Source Sync is a web application that uses AI to perform a deep, contextual analysis comparing an anime adaptation to its original source material (e.g., a manga or light novel). It goes beyond simple text matching to identify and explain the narrative significance of scenes, character moments, and entire "mini-arcs" that were cut or altered in the anime adaptation.
This tool answers the common fan question: "What did the anime leave out?"
- Effortless Comparison: A simple, clean interface for users to upload an anime's subtitle file (
.srt) and the corresponding source material (.txt). - AI-Powered Semantic Match: The system uses a sophisticated AI pipeline to intelligently find all text from the source novel that has no matching equivalent in the anime's dialogue.
- Thematic Clustering: To preserve context, the application uses K-Means clustering to automatically group related missing scenes by topic (e.g., "Character Backstory," "Political Subplot").
- Narrative Arc Analysis: Each thematic cluster is analyzed by a Large Language Model which acts as a "story editor," summarizing the significant scenes and mini-arcs that were cut and explaining their importance.
- Structured Reporting: The final output is a clean, categorized report presented to the user, breaking down the missing content into categories like "Character Development," "World Building," or "Side Plots."
Source Sync is built as a modern, scalable web application with a clear separation between the frontend and backend.
- Frontend: A responsive user interface built with React and TypeScript, designed for a seamless file upload and results-viewing experience.
- Backend: A powerful Python server using the Flask framework to handle API requests.
- AI Pipeline: A sophisticated pipeline leveraging TensorFlow, TensorFlow Hub, FAISS, scikit-learn, and the Google Gemini API for its analysis.
- Deployment: The application is containerized with Docker and designed for scalable cloud deployment on Render.
The application's backend executes a sophisticated, multi-stage pipeline:
- Semantic Matching: The system parses the subtitle file and uses TensorFlow's Universal Sentence Encoder to convert both the subtitle dialogue and the source text into vector embeddings. Using FAISS, it performs a similarity search to find all segments from the source material that have no corresponding match in the anime subtitles.

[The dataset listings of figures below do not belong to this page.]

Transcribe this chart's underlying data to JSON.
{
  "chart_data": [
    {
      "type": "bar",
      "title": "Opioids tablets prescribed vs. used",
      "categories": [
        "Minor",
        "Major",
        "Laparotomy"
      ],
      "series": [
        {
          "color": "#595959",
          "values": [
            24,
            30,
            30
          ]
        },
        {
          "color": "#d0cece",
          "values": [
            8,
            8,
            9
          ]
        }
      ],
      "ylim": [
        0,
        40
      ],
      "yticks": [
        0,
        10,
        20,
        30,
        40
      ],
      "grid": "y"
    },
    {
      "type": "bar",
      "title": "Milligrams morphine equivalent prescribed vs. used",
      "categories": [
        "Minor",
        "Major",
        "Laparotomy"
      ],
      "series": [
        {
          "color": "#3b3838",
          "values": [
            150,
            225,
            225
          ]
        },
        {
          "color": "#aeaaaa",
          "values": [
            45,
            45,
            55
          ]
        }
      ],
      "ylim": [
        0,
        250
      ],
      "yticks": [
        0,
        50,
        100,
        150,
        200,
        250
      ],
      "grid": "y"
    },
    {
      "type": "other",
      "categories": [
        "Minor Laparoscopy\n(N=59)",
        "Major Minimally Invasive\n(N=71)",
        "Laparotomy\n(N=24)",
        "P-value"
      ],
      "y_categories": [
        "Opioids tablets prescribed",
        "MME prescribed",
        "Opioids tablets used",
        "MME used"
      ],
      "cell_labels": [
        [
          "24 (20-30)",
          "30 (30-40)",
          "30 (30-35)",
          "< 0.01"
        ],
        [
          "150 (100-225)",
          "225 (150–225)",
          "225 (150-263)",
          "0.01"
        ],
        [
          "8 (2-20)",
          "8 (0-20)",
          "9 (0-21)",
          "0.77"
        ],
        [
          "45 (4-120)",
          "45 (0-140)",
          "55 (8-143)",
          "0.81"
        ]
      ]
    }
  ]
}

- Topical Clustering: A list of missing text lacks context. To solve this, the application uses the K-Means clustering algorithm on the embeddings of the missing segments. This groups the text into thematic clusters, ensuring related scenes are analyzed together.
- Narrative Analysis with an LLM: Each thematic cluster of text is sent to Google's Gemini 1.5 Flash. The LLM is given the role of a "skilled story editor" and is prompted to summarize the significant "scenes or mini-arcs" from each cluster, explaining their narrative purpose.
- Structured Reporting: The raw analysis from the LLM is fed back into the model one last time with a prompt to structure the findings into a clean JSON object. This JSON is what the frontend receives and displays to the user.
To run this project locally, you will need Python 3.11, Node.js, and Docker installed.
- Navigate to the backend directory:
cd backend - Create and activate a Python virtual environment:
# Create the environment python3 -m venv venv # Activate on macOS/Linux source venv/bin/activate # Activate on Windows (PowerShell) .\venv\Scripts\Activate.ps1
- Install the required libraries:
pip install -r requirements.txt
- Download NLTK data (one-time setup):
python -c "import nltk; nltk.download('punkt')" - Create a
.envfile in thebackenddirectory and add your API key:GEMINI_API_KEY=your_secret_api_key_here - Run the Flask development server:
The backend will be running at
flask --app app run
http://localhost:5000.
- Navigate to the frontend directory in a new terminal:
cd frontend - Install the required Node.js packages:
npm install
- Run the React development server:
The frontend will be running at
npm start
http://localhost:3000(or another specified port).
This project is licensed under the Creative Commons Attribution-NonCommercial-ShareAlike 4.0 International License. This means you are free to share and adapt the work for non-commercial purposes, provided you give appropriate credit and distribute your contributions under the same license.